Janice Dickinson Testifies Against Cosby: 'Here Was America's Dad on Top of Me'
One of Bill Cosby's most famous accusers took the stand as a prior bad acts witness on Thursday.
April 12, 2018 at 01:51 PM
5 minute read
Bill Cosby arrives for his sexual assault trial April 12, 2018, at the Montgomery County Courthouse in Norristown, Pa. (Photo: Matt Slocum/AP)
At Bill Cosby's retrial Thursday, prosecutors wrapped up witness testimony from five women who have brought sexual assault accusations against the comedian, priming them to hear from Andrea Constand, the accuser behind the criminal charges at the heart of the case.
Cosby is being retried on aggravated indecent assault charges for allegedly sexually assaulting Constand in 2004. Prosecutors have now called four of Cosby's accusers as prior bad acts witnesses, including on Thursday, Las Vegas teacher Lise-Lotte Lublin and model Janice Dickinson.
Constand is set to testify Friday.
Thursday afternoon, prosecutors called Lublin, a teacher from Las Vegas—the fifth and final prior bad acts witness.
Lublin said she took up modeling in the 1980s to pay her way through school, and Cosby expressed interest in being her mentor. She said that at their second meeting, Cosby was giving her improv lessons.
He told her to take a drink to relax, she said, and then he offered her one more.
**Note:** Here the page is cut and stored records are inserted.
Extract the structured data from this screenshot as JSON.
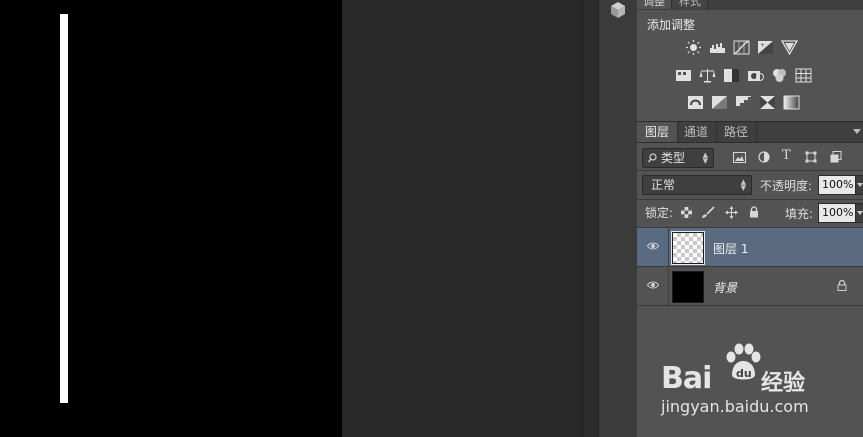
{
  "adjustments_panel": {
    "tabs": [
      "调整",
      "样式"
    ],
    "title": "添加调整",
    "rows": [
      [
        "brightness-contrast-icon",
        "levels-icon",
        "curves-icon",
        "exposure-icon",
        "vibrance-icon"
      ],
      [
        "hue-saturation-icon",
        "color-balance-icon",
        "black-white-icon",
        "photo-filter-icon",
        "channel-mixer-icon",
        "color-lookup-icon"
      ],
      [
        "invert-icon",
        "posterize-icon",
        "threshold-icon",
        "selective-color-icon",
        "gradient-map-icon"
      ]
    ]
  },
  "layers_panel": {
    "tabs": [
      "图层",
      "通道",
      "路径"
    ],
    "filter": {
      "label": "类型"
    },
    "filter_icons": [
      "image-filter-icon",
      "adjustment-filter-icon",
      "text-filter-icon",
      "shape-filter-icon",
      "smart-object-filter-icon"
    ],
    "blend_mode": "正常",
    "opacity_label": "不透明度:",
    "opacity_value": "100%",
    "lock_label": "锁定:",
    "lock_icons": [
      "lock-transparent-icon",
      "lock-image-icon",
      "lock-position-icon",
      "lock-all-icon"
    ],
    "fill_label": "填充:",
    "fill_value": "100%",
    "layers": [
      {
        "name": "图层 1",
        "selected": true,
        "thumbnail": "transparent"
      },
      {
        "name": "背景",
        "selected": false,
        "thumbnail": "black",
        "locked": true
      }
    ]
  },
  "watermark": {
    "brand": "Bai",
    "brand_suffix": "经验",
    "url": "jingyan.baidu.com"
  },
  "colors": {
    "canvas": "#000000",
    "stroke": "#ffffff",
    "panel": "#535353",
    "selected_layer": "#5a6a80"
  }
}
After that he told her to sit between his legs and stroked her hair. She was woozy, she said, and could not stand.
Lublin said she blacked out shortly after that, and woke up at home what felt like two days later.
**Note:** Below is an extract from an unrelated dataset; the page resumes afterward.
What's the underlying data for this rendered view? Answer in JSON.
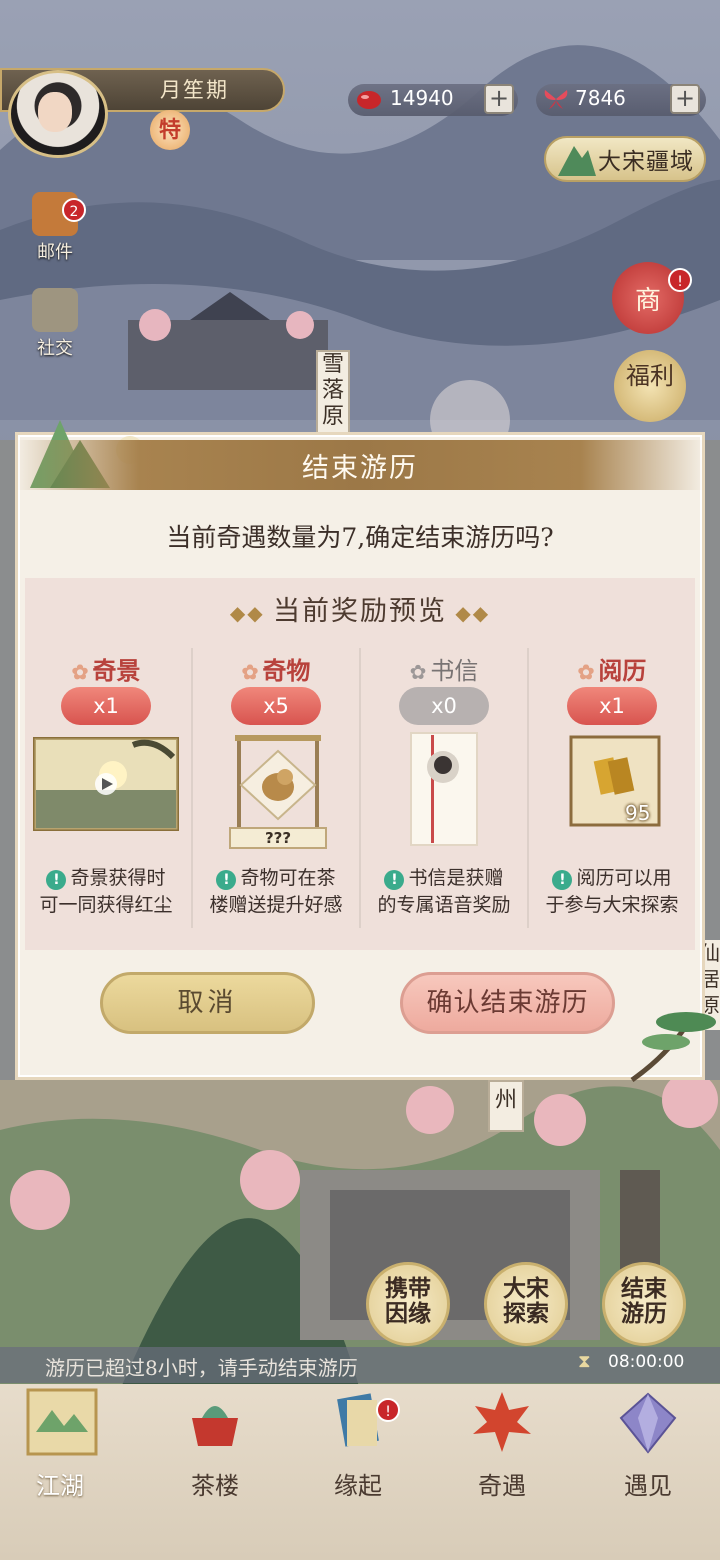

She said she didn't usually drink but did at Cosby's urging “because he was America's dad.”
It wasn't until years later, she said, that Lublin “realized something else had happened after I blacked out.” She saw other women making accusations in the press, she said, and their stories sounded familiar.
“I don't know what it was but I believe I know what it was,” Lublin said. “There was a purpose for me to black out.”
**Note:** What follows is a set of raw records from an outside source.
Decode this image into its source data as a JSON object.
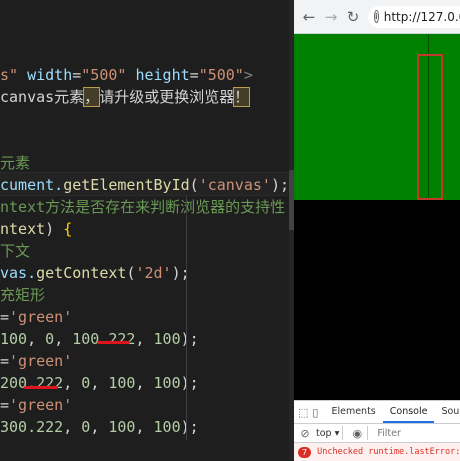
{
  "editor": {
    "lines": [
      {
        "segments": [
          {
            "t": "s\"",
            "c": "str"
          },
          {
            "t": " ",
            "c": "plain"
          },
          {
            "t": "width",
            "c": "attr"
          },
          {
            "t": "=",
            "c": "eq"
          },
          {
            "t": "\"500\"",
            "c": "str"
          },
          {
            "t": " ",
            "c": "plain"
          },
          {
            "t": "height",
            "c": "attr"
          },
          {
            "t": "=",
            "c": "eq"
          },
          {
            "t": "\"500\"",
            "c": "str"
          },
          {
            "t": ">",
            "c": "tag"
          }
        ]
      },
      {
        "segments": [
          {
            "t": "canvas元素",
            "c": "plain"
          },
          {
            "t": "，",
            "c": "hl"
          },
          {
            "t": "请升级或更换浏览器",
            "c": "plain"
          },
          {
            "t": "！",
            "c": "hl"
          }
        ]
      },
      {
        "segments": []
      },
      {
        "segments": []
      },
      {
        "segments": [
          {
            "t": "元素",
            "c": "cmt"
          }
        ]
      },
      {
        "segments": [
          {
            "t": "cument.",
            "c": "var"
          },
          {
            "t": "getElementById",
            "c": "fn"
          },
          {
            "t": "(",
            "c": "punc"
          },
          {
            "t": "'canvas'",
            "c": "str"
          },
          {
            "t": ");",
            "c": "punc"
          }
        ]
      },
      {
        "segments": [
          {
            "t": "ntext方法是否存在来判断浏览器的支持性",
            "c": "cmt"
          }
        ]
      },
      {
        "segments": [
          {
            "t": "ntext",
            "c": "fn"
          },
          {
            "t": ") ",
            "c": "punc"
          },
          {
            "t": "{",
            "c": "brace"
          }
        ]
      },
      {
        "segments": [
          {
            "t": "下文",
            "c": "cmt"
          }
        ]
      },
      {
        "segments": [
          {
            "t": "vas.",
            "c": "var"
          },
          {
            "t": "getContext",
            "c": "fn"
          },
          {
            "t": "(",
            "c": "punc"
          },
          {
            "t": "'2d'",
            "c": "str"
          },
          {
            "t": ");",
            "c": "punc"
          }
        ]
      },
      {
        "segments": [
          {
            "t": "充矩形",
            "c": "cmt"
          }
        ]
      },
      {
        "segments": [
          {
            "t": "=",
            "c": "plain"
          },
          {
            "t": "'green'",
            "c": "str"
          }
        ]
      },
      {
        "segments": [
          {
            "t": "100",
            "c": "num"
          },
          {
            "t": ", ",
            "c": "punc"
          },
          {
            "t": "0",
            "c": "num"
          },
          {
            "t": ", ",
            "c": "punc"
          },
          {
            "t": "100.222",
            "c": "num"
          },
          {
            "t": ", ",
            "c": "punc"
          },
          {
            "t": "100",
            "c": "num"
          },
          {
            "t": ");",
            "c": "punc"
          }
        ]
      },
      {
        "segments": [
          {
            "t": "=",
            "c": "plain"
          },
          {
            "t": "'green'",
            "c": "str"
          }
        ]
      },
      {
        "segments": [
          {
            "t": "200.222",
            "c": "num"
          },
          {
            "t": ", ",
            "c": "punc"
          },
          {
            "t": "0",
            "c": "num"
          },
          {
            "t": ", ",
            "c": "punc"
          },
          {
            "t": "100",
            "c": "num"
          },
          {
            "t": ", ",
            "c": "punc"
          },
          {
            "t": "100",
            "c": "num"
          },
          {
            "t": ");",
            "c": "punc"
          }
        ]
      },
      {
        "segments": [
          {
            "t": "=",
            "c": "plain"
          },
          {
            "t": "'green'",
            "c": "str"
          }
        ]
      },
      {
        "segments": [
          {
            "t": "300.222",
            "c": "num"
          },
          {
            "t": ", ",
            "c": "punc"
          },
          {
            "t": "0",
            "c": "num"
          },
          {
            "t": ", ",
            "c": "punc"
          },
          {
            "t": "100",
            "c": "num"
          },
          {
            "t": ", ",
            "c": "punc"
          },
          {
            "t": "100",
            "c": "num"
          },
          {
            "t": ");",
            "c": "punc"
          }
        ]
      }
    ]
  },
  "browser": {
    "back_icon": "←",
    "forward_icon": "→",
    "reload_icon": "↻",
    "info_icon": "i",
    "url": "http://127.0.0.1:",
    "canvas": {
      "background_color": "#000000",
      "fill_color": "#008000",
      "seam_color": "#004d00"
    }
  },
  "devtools": {
    "tabs": [
      "Elements",
      "Console",
      "Sourc"
    ],
    "active_tab": "Console",
    "inspect_icon": "⬚",
    "device_icon": "▯",
    "clear_icon": "⊘",
    "context": "top ▾",
    "eye_icon": "◉",
    "filter_placeholder": "Filter",
    "error_count": "7",
    "error_text": "Unchecked runtime.lastError: T"
  }
}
Earlier in the day, Dickinson said she was having dinner with Cosby in 1982 during a visit in Lake Tahoe when she complained of menstrual cramps. In response, he offered her a little blue pill, she said, and she took it.
After taking the pill, she became “woozy” and “dizzy,” she said.
Cosby then led Dickinson to a hotel room, she said. She sat on the bed, and shortly later he climbed on top of her, and she realized she was immobilized, Dickinson testified. Cosby had sex with her, she said.
“Here was America's dad on top of me, a happily married man of five children and I remember thinking how wrong it was, how very, very wrong it was,” she said.
Dickinson said she woke up the next day with semen between her legs and anal pain. She accompanied Cosby to Bill Harrah's home, she said, where she confronted him about what happened the night before.
“I said, do you want to explain what happened last night because that wasn't cool. He said nothing,” she said. “He looked at me like I was crazy.”
Dickinson also testified as to why she did not report the alleged incident to the police.
“I was working, very successfully working after struggling. … I finally made it,” she said. “I had clients that would not appreciate the fact that I had been raped and gone to the police to report the crime that took place against me, and I felt victimized, and that's why I didn't go to the police.”
On cross-examination, many of defense attorney Tom Mesereau's questions centered on a book about Dickinson's life, which she said was ghostwritten. On direct examination, Dickinson had said her publisher and ghostwriter “took poetic license” with her description of the alleged rape because “it would never get past Cosby's legal team.”
Mesereau pressed her about the difference between the book and her account in court. She said she participated in the book publishing process because she needed the paycheck.
“I wasn't under oath when I wrote that book,” Dickinson said. “Today I'm under a sworn bible and I wouldn't be here if it wasn't to tell my true story.”
Earlier Thursday, accuser Janice Baker-Kinney finished her testimony, speaking in part about her conversations with her sister and a friend after the alleged assault. Prosecutors asked about the culture at the time.
“Anyone of a certain age would probably remember that there was no thing as acquaintance rape that we knew of, there was no thing we knew of as date rape … it just wasn't the norm to come forward,” Baker-Kinney said.
Jurors also heard testimony from accusers Chelan Lasha and Heidi Thomas earlier this week.